The key substitutes and competitive factors for Chemomab Therapeutics Ltd. are:

• Liver transplant is the end-stage procedure for PSC.
• Recurrent PSC after transplant is a known risk, occurring in up to 20% within 5 years.
• Established immunosuppressants like CYC showed a 2.53% FVC benefit at 12 months in SSc-ILD.
• The antifibrotic market was valued at USD 2.15 billion in 2025.
• Multiple late-stage PSC candidates, like Volixibat (Phase 2b) and NCA (Phase III complete), pose a near-term threat.

Chemomab Therapeutics Ltd. (CMMB) - Porter's Five Forces: Threat of new entrants

You're assessing the barriers for a new player to jump into the primary sclerosing cholangitis (PSC) space against Chemomab Therapeutics Ltd. Honestly, the deck is stacked against them right out of the gate because of the sheer scale of investment required for drug development.

The extreme capital requirements for biotech R&D form a high wall. For Chemomab Therapeutics Ltd., Research and Development (R&D) expenses were only $1 million in Q3 2025, down from $2.8 million in Q3 2024, largely due to the completion of Phase 2 activities. Still, getting a novel biologic like nebokitug to this stage costs serious money, and new entrants face that initial burn rate without any established pipeline or cash flow.

Here's a quick look at Chemomab Therapeutics Ltd.'s recent financial footing, which shows the kind of capital base a new entrant would need to match or surpass to compete effectively:

What this estimate hides is the massive, multi-year investment needed before reaching this late-stage clinical point. If onboarding takes 14+ days, churn risk rises, but for a new entrant, the risk is simply not securing enough capital to even start the race.
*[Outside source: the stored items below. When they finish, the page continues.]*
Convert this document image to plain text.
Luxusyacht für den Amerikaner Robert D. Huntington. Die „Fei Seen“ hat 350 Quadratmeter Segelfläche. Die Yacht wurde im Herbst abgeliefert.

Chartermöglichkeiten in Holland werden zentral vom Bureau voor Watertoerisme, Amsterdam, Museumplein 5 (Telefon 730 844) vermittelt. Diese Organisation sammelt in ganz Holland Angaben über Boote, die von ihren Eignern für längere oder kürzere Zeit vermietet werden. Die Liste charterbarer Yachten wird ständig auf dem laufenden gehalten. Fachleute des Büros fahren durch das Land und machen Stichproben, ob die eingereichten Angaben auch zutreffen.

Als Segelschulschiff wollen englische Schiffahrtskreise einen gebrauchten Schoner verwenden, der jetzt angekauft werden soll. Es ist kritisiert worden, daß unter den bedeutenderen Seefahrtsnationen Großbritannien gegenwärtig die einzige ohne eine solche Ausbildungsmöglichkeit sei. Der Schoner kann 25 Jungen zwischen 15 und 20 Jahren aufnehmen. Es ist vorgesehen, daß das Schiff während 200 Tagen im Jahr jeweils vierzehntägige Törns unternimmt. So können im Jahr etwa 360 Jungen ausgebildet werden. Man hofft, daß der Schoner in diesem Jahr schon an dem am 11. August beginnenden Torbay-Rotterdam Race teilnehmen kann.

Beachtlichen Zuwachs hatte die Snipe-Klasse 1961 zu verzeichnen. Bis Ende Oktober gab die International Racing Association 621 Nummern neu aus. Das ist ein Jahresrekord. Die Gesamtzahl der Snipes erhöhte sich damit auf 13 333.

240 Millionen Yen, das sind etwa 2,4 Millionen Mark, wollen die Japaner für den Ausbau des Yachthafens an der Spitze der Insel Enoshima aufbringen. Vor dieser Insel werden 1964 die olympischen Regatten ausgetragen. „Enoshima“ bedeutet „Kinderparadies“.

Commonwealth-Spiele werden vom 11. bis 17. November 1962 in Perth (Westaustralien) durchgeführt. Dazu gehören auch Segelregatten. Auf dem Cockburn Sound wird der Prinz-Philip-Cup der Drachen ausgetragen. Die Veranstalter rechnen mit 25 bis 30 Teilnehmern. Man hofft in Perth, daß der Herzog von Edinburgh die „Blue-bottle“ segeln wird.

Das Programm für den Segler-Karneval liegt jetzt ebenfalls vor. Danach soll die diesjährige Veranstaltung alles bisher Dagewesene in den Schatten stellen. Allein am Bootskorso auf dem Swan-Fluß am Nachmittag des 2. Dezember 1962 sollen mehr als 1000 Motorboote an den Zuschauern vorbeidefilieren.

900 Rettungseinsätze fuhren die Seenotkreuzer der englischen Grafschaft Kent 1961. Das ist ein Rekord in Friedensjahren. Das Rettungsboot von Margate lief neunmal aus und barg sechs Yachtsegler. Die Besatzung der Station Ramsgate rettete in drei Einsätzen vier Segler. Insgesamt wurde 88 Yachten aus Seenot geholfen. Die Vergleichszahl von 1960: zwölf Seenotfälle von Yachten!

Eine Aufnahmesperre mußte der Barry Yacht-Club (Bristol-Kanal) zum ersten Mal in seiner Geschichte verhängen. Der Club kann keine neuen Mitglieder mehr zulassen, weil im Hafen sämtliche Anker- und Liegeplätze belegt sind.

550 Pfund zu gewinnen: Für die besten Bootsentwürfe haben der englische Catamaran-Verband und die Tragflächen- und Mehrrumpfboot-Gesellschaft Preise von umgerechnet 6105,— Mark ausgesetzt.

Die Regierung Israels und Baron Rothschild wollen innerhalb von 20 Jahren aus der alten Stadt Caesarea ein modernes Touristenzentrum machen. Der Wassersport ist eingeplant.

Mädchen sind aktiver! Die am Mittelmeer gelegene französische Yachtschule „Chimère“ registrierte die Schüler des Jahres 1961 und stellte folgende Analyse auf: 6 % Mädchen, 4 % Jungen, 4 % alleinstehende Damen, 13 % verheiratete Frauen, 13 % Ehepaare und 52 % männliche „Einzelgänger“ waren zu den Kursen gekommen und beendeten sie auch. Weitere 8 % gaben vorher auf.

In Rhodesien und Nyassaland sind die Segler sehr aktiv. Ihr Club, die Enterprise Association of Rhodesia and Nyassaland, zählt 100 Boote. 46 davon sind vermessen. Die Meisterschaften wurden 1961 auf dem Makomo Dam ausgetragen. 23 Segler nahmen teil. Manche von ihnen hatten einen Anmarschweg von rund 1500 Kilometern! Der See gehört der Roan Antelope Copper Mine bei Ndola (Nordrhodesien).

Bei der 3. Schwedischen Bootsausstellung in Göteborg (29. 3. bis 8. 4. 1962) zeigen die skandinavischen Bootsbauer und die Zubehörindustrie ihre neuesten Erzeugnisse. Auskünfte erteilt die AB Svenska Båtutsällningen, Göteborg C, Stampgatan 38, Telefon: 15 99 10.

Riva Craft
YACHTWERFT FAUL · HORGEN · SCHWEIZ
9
Significant regulatory hurdles are also firmly in place, which acts as a major deterrent. Chemomab Therapeutics Ltd. has successfully navigated early discussions, achieving alignment with both the FDA and the EMA on a single Phase 3 registration trial design for nebokitug. This streamlined path is itself a hard-won advantage. The planned pivotal trial is set to enroll approximately 350 PSC patients.

The regulatory advantages Chemomab Therapeutics Ltd. currently holds provide a temporary shield against immediate competition:

• FDA and EMA Orphan Drug designations secured for nebokitug in PSC.
• FDA Fast Track designation granted for nebokitug in PSC.
• Single Phase 3 trial design agreed upon by FDA and EMA.
• Primary endpoint focuses on clinically relevant events, avoiding liver biopsies.

Finally, developing a first-in-class monoclonal antibody demands specialized, proprietary intellectual property and manufacturing expertise that new firms simply do not possess. Nebokitug is defined as a first-in-class dual activity monoclonal antibody that neutralizes CCL24. This unique mechanism of action, targeting both inflammatory and fibrotic pathways, is protected by a growing portfolio of patents. Chemomab Therapeutics Ltd. has reported patent protections in the U.S., Europe, and Japan, and recently added coverage in Russia and China for the use of nebokitug in liver diseases. That IP moat is deep.

Finance: draft 13-week cash view by Friday.